July 23, 2012 – A Faribault, Minnesota woman has been charged with selling counterfeit gold coins to a Burnsville gold dealer. The company suffered a loss of more than $8,000 due to the crime.

Alicia Ann Mansfield, 19, has been charged with theft by swindle, a felony entailing the possibility of a maximum of 10 years in prison and a $20,000 fine.

The criminal complaint states the Burnsville police were summoned to the unnamed gold dealership on April 17 to investigate a transaction allegedly involving counterfeit coins.

An employee had paid Mansfield $8,250 for what were believed to be 50 gold Kruggerand coins, according to the complaint. The country of South Africa first minted the Kruggerand in 1967 to market the country’s gold, for which the country is well-known.

Mansfield sold the coins in three transactions on April 16. At first, Mansfield sold 20 Kruggerands for $165 per coin, then “quickly returned to the store and sold 10 more for the same amount.” During a third return visit, Mansfield sold 20 more Kruggerands for $165 per coin. Another employee later inspected the Kruggerands and determined them to be counterfeit.

At first, the store employee contacted the seller, Mansfield, to inform her the coins were counterfeit and ask for the return of the company’s money.
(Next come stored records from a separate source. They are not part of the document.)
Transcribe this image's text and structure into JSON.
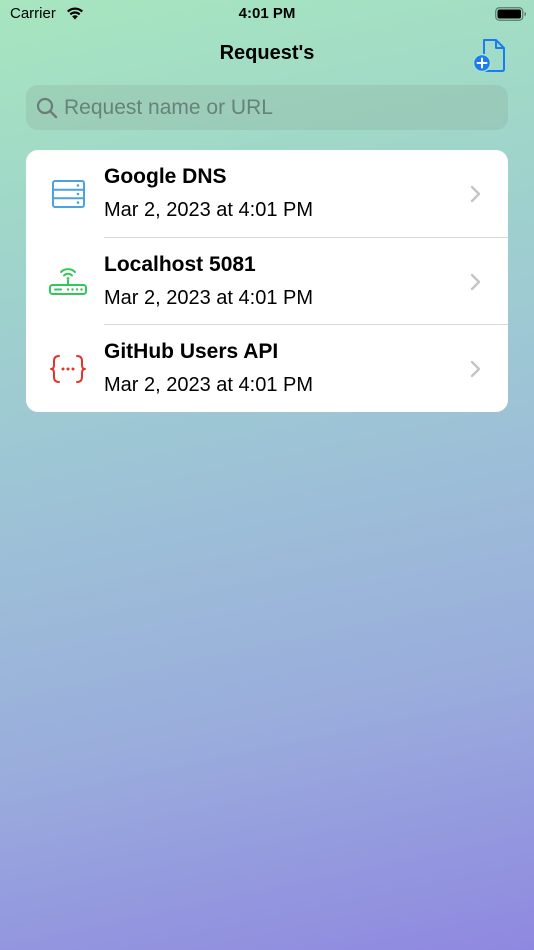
{
  "status_bar": {
    "carrier": "Carrier",
    "time": "4:01 PM"
  },
  "nav": {
    "title": "Request's",
    "add_icon": "doc-plus-icon"
  },
  "search": {
    "placeholder": "Request name or URL",
    "value": ""
  },
  "requests": [
    {
      "title": "Google DNS",
      "date": "Mar 2, 2023 at 4:01 PM",
      "icon": "server-rack-icon",
      "icon_color": "#4aa3df"
    },
    {
      "title": "Localhost 5081",
      "date": "Mar 2, 2023 at 4:01 PM",
      "icon": "wifi-router-icon",
      "icon_color": "#34c759"
    },
    {
      "title": "GitHub Users API",
      "date": "Mar 2, 2023 at 4:01 PM",
      "icon": "curly-braces-icon",
      "icon_color": "#e5332a"
    }
  ],
  "colors": {
    "accent": "#1a7cf5",
    "chevron": "#c4c4c7"
  }
}
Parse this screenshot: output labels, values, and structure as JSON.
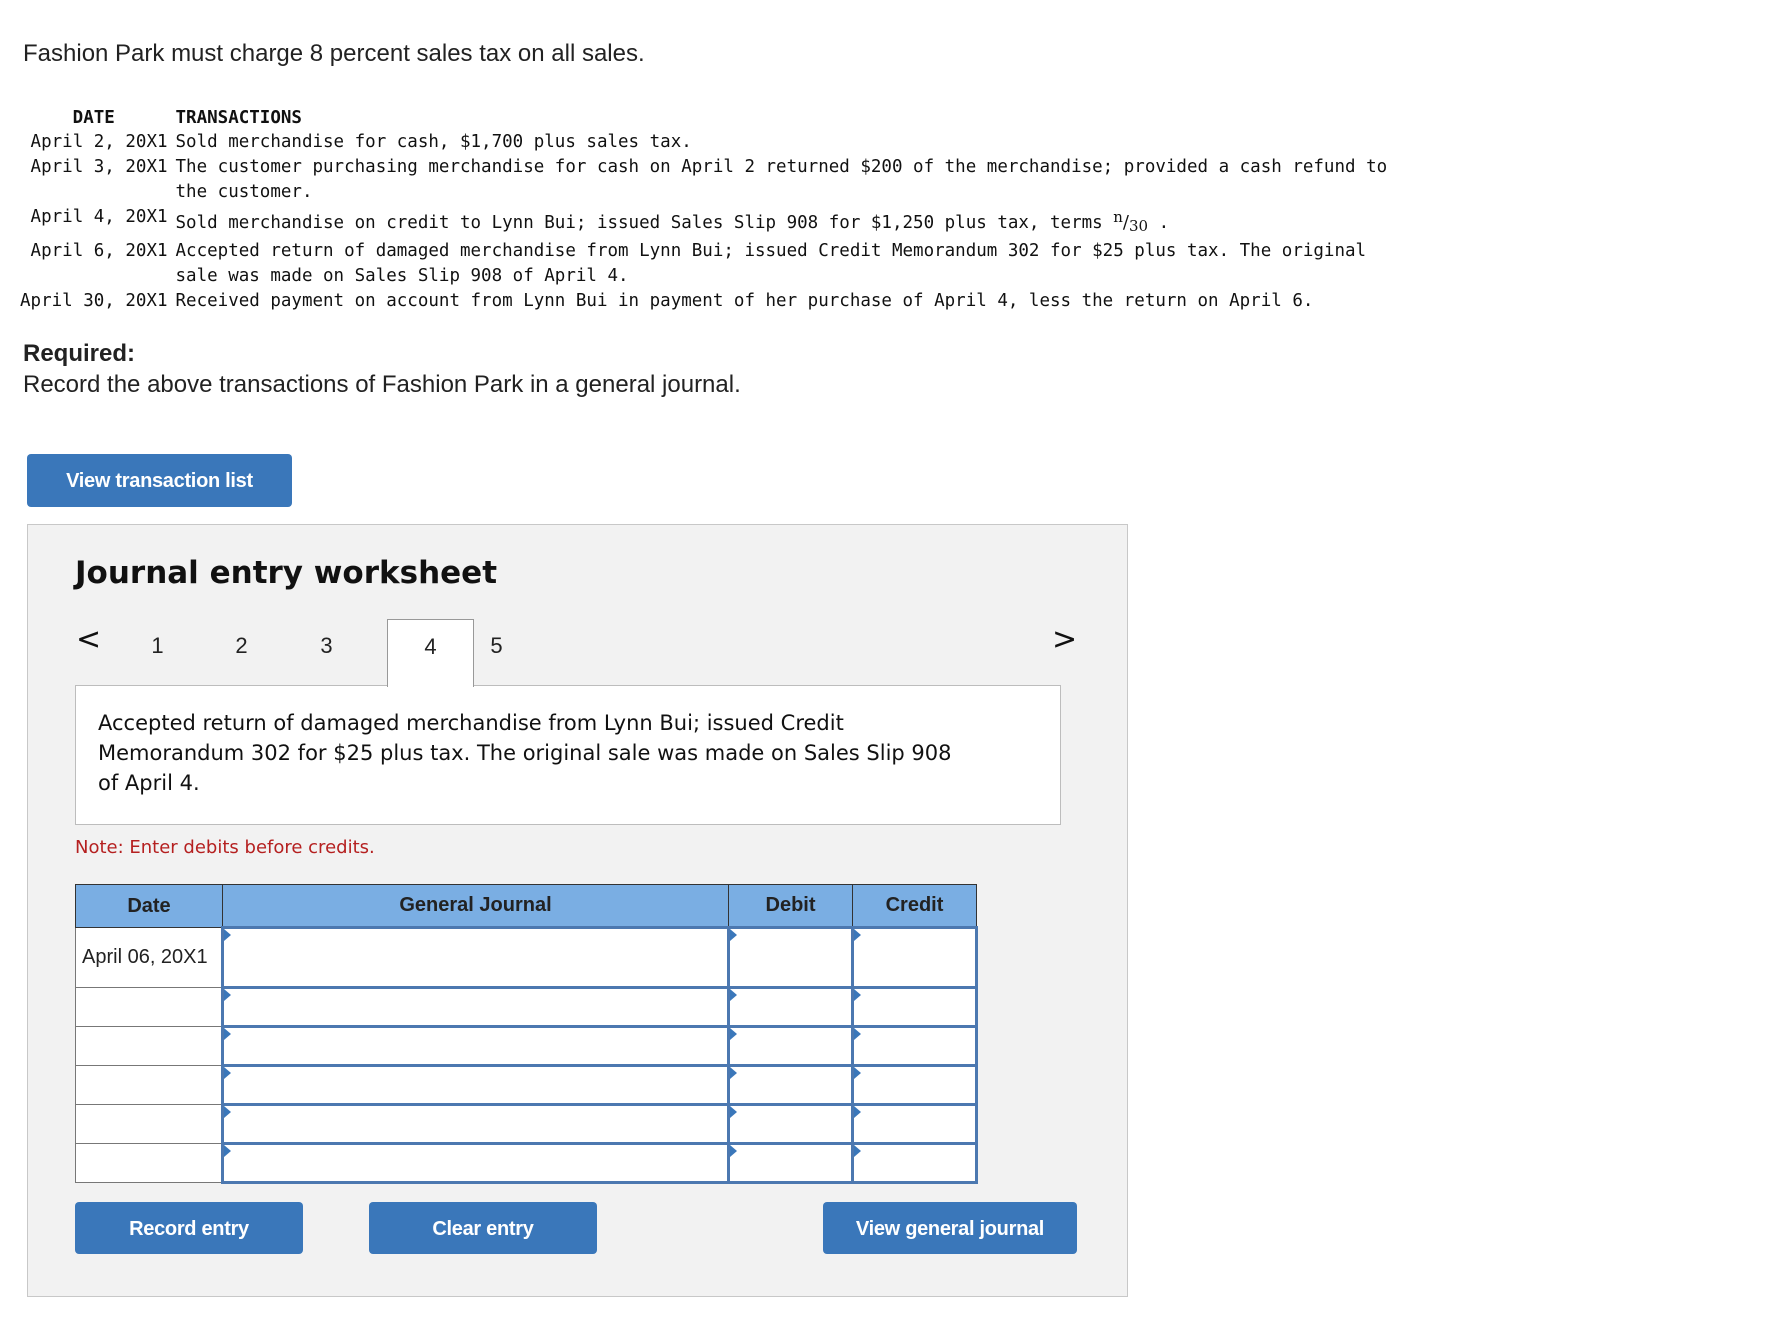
{
  "intro": "Fashion Park must charge 8 percent sales tax on all sales.",
  "transactions": {
    "headers": {
      "date": "DATE",
      "transactions": "TRANSACTIONS"
    },
    "rows": [
      {
        "date": "April 2, 20X1",
        "text": "Sold merchandise for cash, $1,700 plus sales tax."
      },
      {
        "date": "April 3, 20X1",
        "text": "The customer purchasing merchandise for cash on April 2 returned $200 of the merchandise; provided a cash refund to the customer."
      },
      {
        "date": "April 4, 20X1",
        "text": "Sold merchandise on credit to Lynn Bui; issued Sales Slip 908 for $1,250 plus tax, terms",
        "terms_num": "n",
        "terms_den": "30",
        "suffix": " ."
      },
      {
        "date": "April 6, 20X1",
        "text": "Accepted return of damaged merchandise from Lynn Bui; issued Credit Memorandum 302 for $25 plus tax. The original sale was made on Sales Slip 908 of April 4."
      },
      {
        "date": "April 30, 20X1",
        "text": "Received payment on account from Lynn Bui in payment of her purchase of April 4, less the return on April 6."
      }
    ]
  },
  "required": {
    "title": "Required:",
    "text": "Record the above transactions of Fashion Park in a general journal."
  },
  "buttons": {
    "view_transaction_list": "View transaction list",
    "record_entry": "Record entry",
    "clear_entry": "Clear entry",
    "view_general_journal": "View general journal"
  },
  "worksheet": {
    "title": "Journal entry worksheet",
    "prev_icon": "<",
    "next_icon": ">",
    "tabs": [
      "1",
      "2",
      "3",
      "4",
      "5"
    ],
    "active_tab": "4",
    "description": "Accepted return of damaged merchandise from Lynn Bui; issued Credit Memorandum 302 for $25 plus tax. The original sale was made on Sales Slip 908 of April 4.",
    "note": "Note: Enter debits before credits.",
    "table": {
      "headers": {
        "date": "Date",
        "general_journal": "General Journal",
        "debit": "Debit",
        "credit": "Credit"
      },
      "rows": [
        {
          "date": "April 06, 20X1",
          "account": "",
          "debit": "",
          "credit": ""
        },
        {
          "date": "",
          "account": "",
          "debit": "",
          "credit": ""
        },
        {
          "date": "",
          "account": "",
          "debit": "",
          "credit": ""
        },
        {
          "date": "",
          "account": "",
          "debit": "",
          "credit": ""
        },
        {
          "date": "",
          "account": "",
          "debit": "",
          "credit": ""
        },
        {
          "date": "",
          "account": "",
          "debit": "",
          "credit": ""
        }
      ]
    }
  },
  "colors": {
    "button_blue": "#3a77ba",
    "table_header_blue": "#7aaee3",
    "note_red": "#b52020",
    "panel_bg": "#f2f2f2"
  }
}
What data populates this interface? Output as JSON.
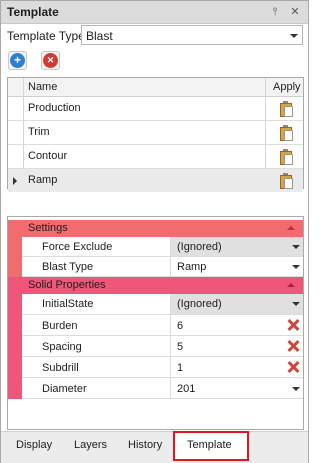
{
  "window": {
    "title": "Template",
    "pin_glyph": "⫯",
    "close_glyph": "✕"
  },
  "template_type": {
    "label": "Template Type",
    "value": "Blast"
  },
  "toolbar": {
    "add_glyph": "+",
    "remove_glyph": "✕"
  },
  "grid": {
    "columns": [
      "Name",
      "Apply"
    ],
    "rows": [
      {
        "name": "Production",
        "selected": false
      },
      {
        "name": "Trim",
        "selected": false
      },
      {
        "name": "Contour",
        "selected": false
      },
      {
        "name": "Ramp",
        "selected": true
      }
    ]
  },
  "properties": {
    "settings": {
      "label": "Settings",
      "rows": [
        {
          "key": "Force Exclude",
          "value": "(Ignored)"
        },
        {
          "key": "Blast Type",
          "value": "Ramp"
        }
      ]
    },
    "solid": {
      "label": "Solid Properties",
      "rows": [
        {
          "key": "InitialState",
          "value": "(Ignored)"
        },
        {
          "key": "Burden",
          "value": "6"
        },
        {
          "key": "Spacing",
          "value": "5"
        },
        {
          "key": "Subdrill",
          "value": "1"
        },
        {
          "key": "Diameter",
          "value": "201"
        }
      ]
    }
  },
  "tabs": [
    "Display",
    "Layers",
    "History",
    "Template"
  ],
  "active_tab": "Template",
  "colors": {
    "settings_category": "#f26b6f",
    "solid_category": "#f0557a",
    "active_tab_border": "#e0161c",
    "add_button": "#2f7fd1",
    "remove_button": "#d23a33"
  }
}
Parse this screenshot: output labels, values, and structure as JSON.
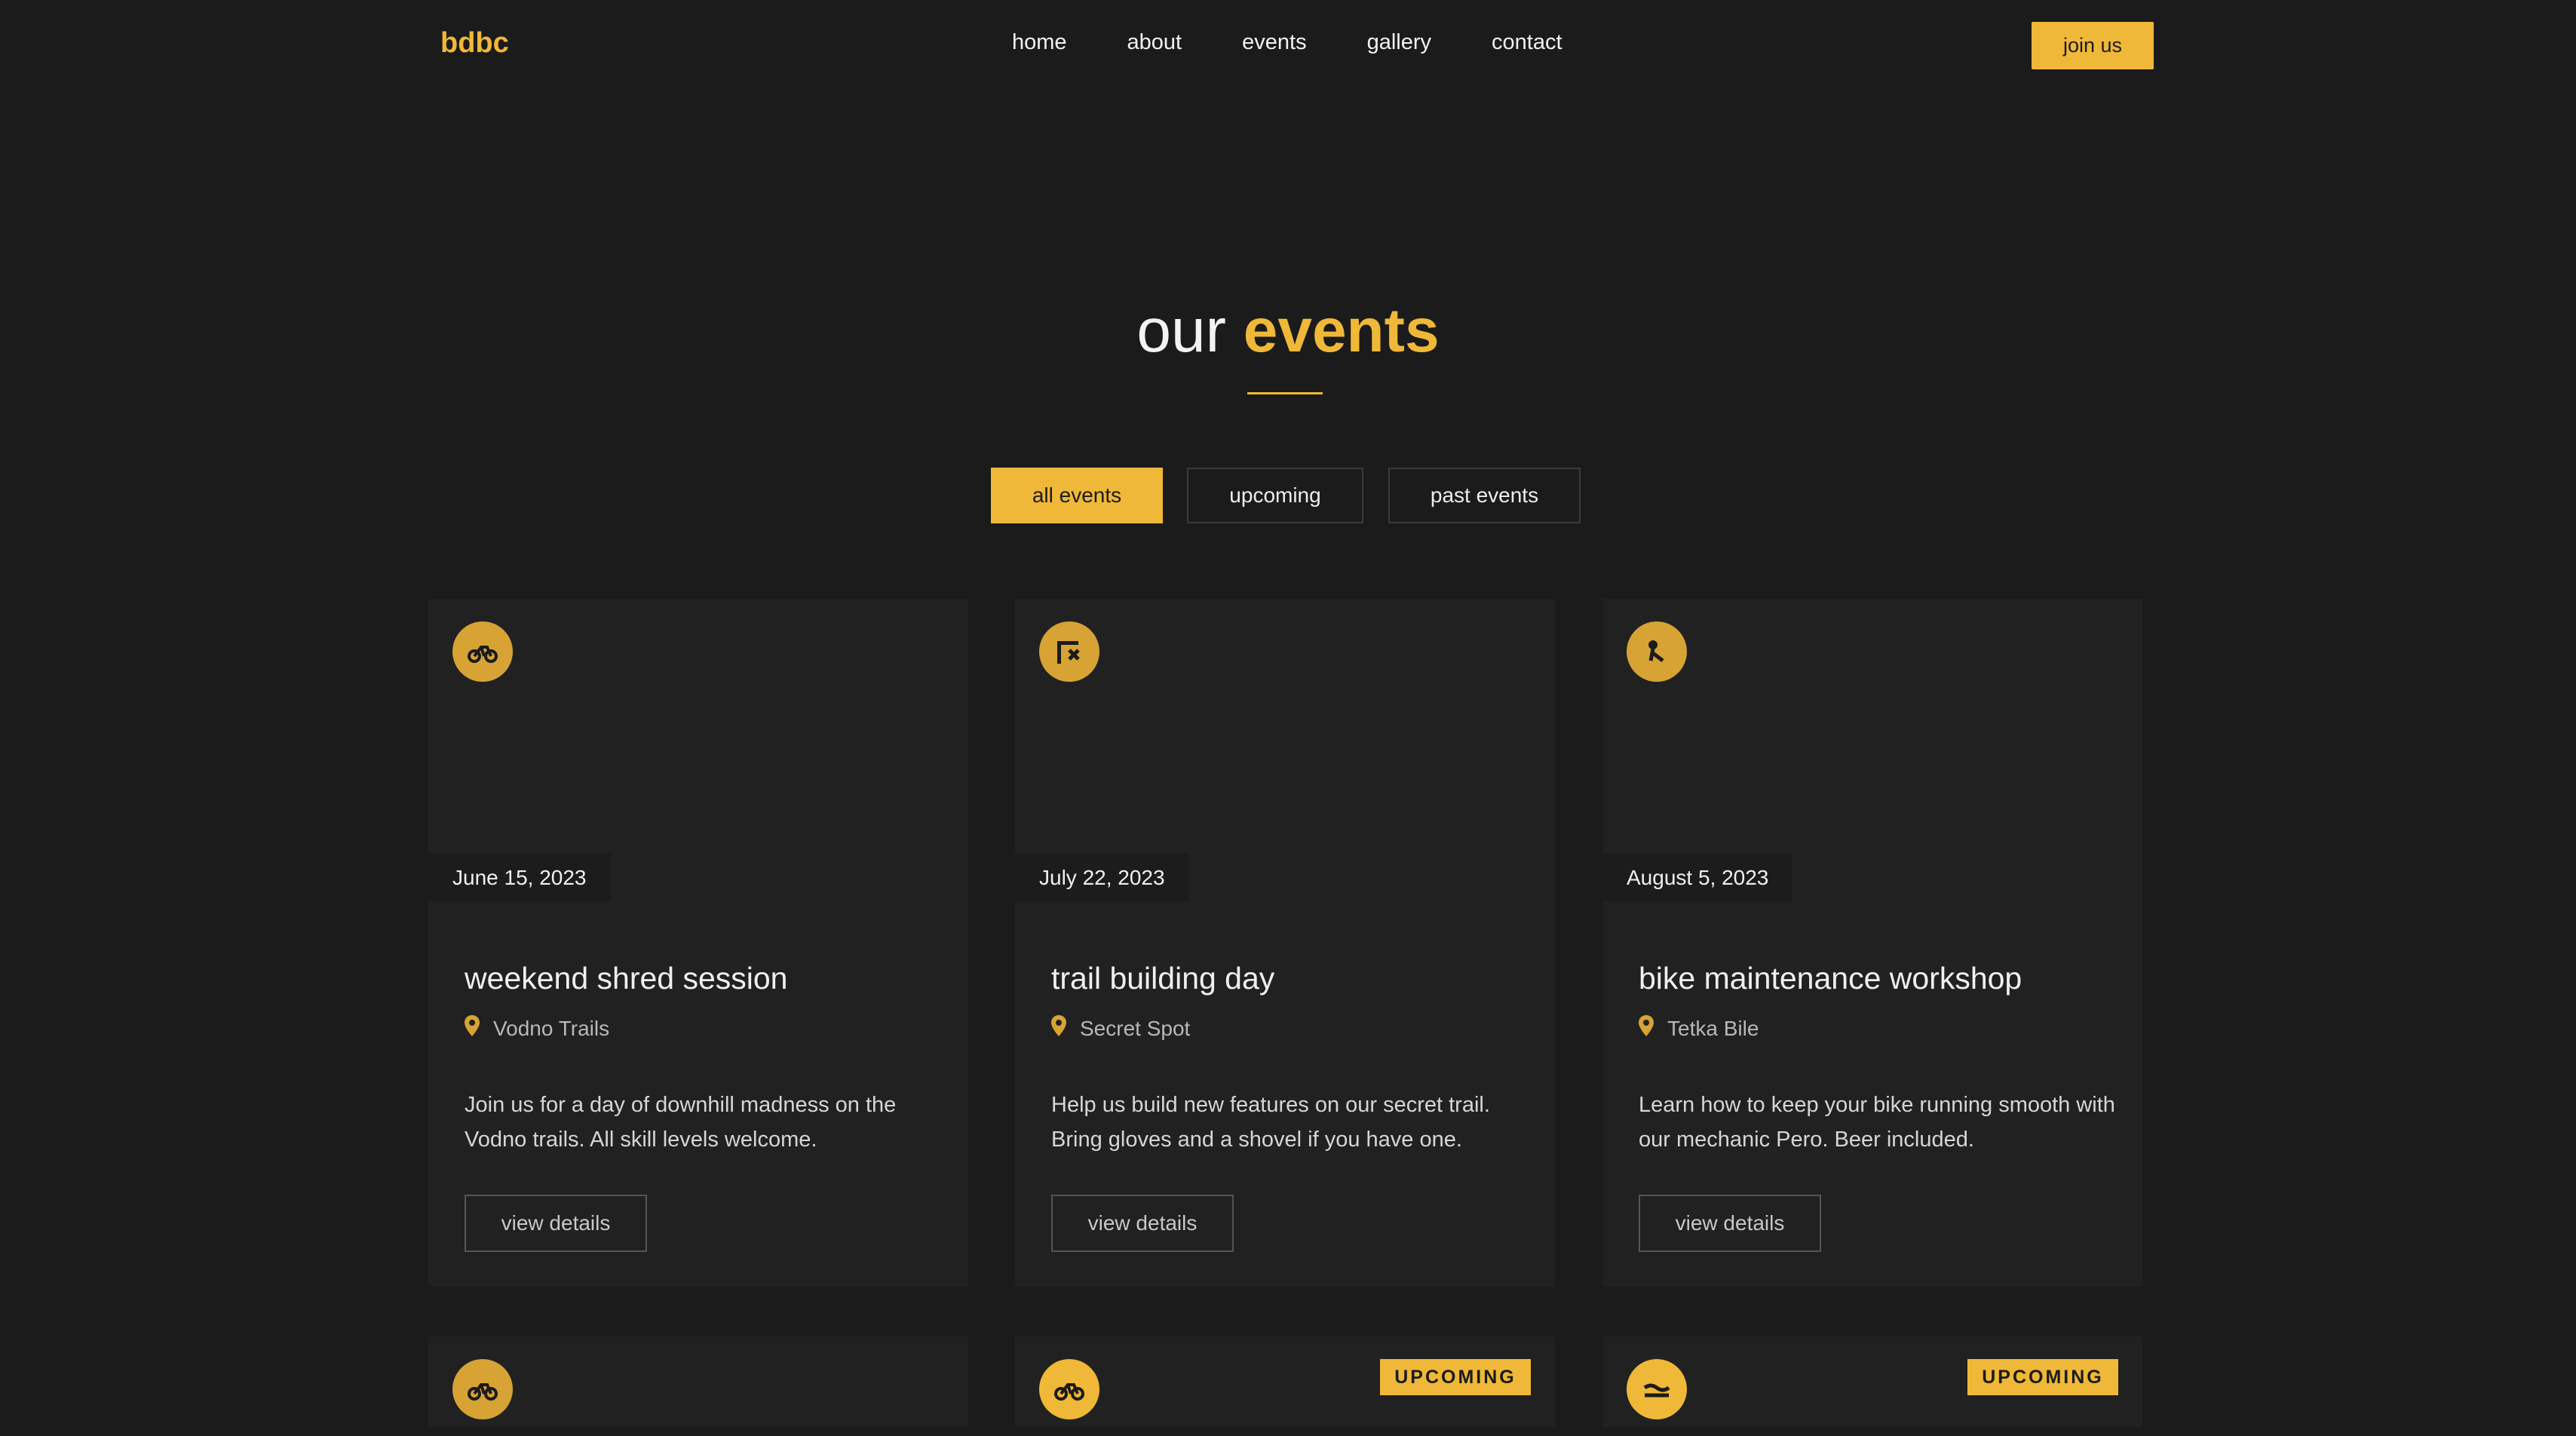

Mansfield denied any knowledge of the coins being counterfeit and claimed she could not return the money because it had been used in the purchase of a car, according to the complaint.

When the police contacted Mansfield, she stated she received $8,250 for the coins and she knew them to be counterfeit. She also told the police that she had sold the coins because she needed the money and that she had split the company’s money with her supplier and used her share to buy baby products, according to the complaint.

As the rise in prices of gold and silver bullion have brought about greater value in the coins in recent years, coupled with higher prices for everyday products, there has been an increase in the incidence of gold and silver coin counterfeiting.

Executives of the Professional Coin Grading Service, a nationally recognized coin-grading firm, recently met with lawmakers in Washington, D.C. in order to discuss the problem of counterfeit coins on the American market. The coins currently in question by the PCGS are counterfeits of numismatic coins produced in China. Chinese counterfeiting is seen as the most serious challenge in collectibles markets and even for the United States Treasury, accord to PCGS.

The coins sold by Mansfield are considered rare, as counterfeit Kruggerands are typically not seen on the open market. It is not known at this point whether the coins came from China.

Mansfield is scheduled to make an appearance on the charge on July 30 in Dakota County District Court in Hastings, Minnesota.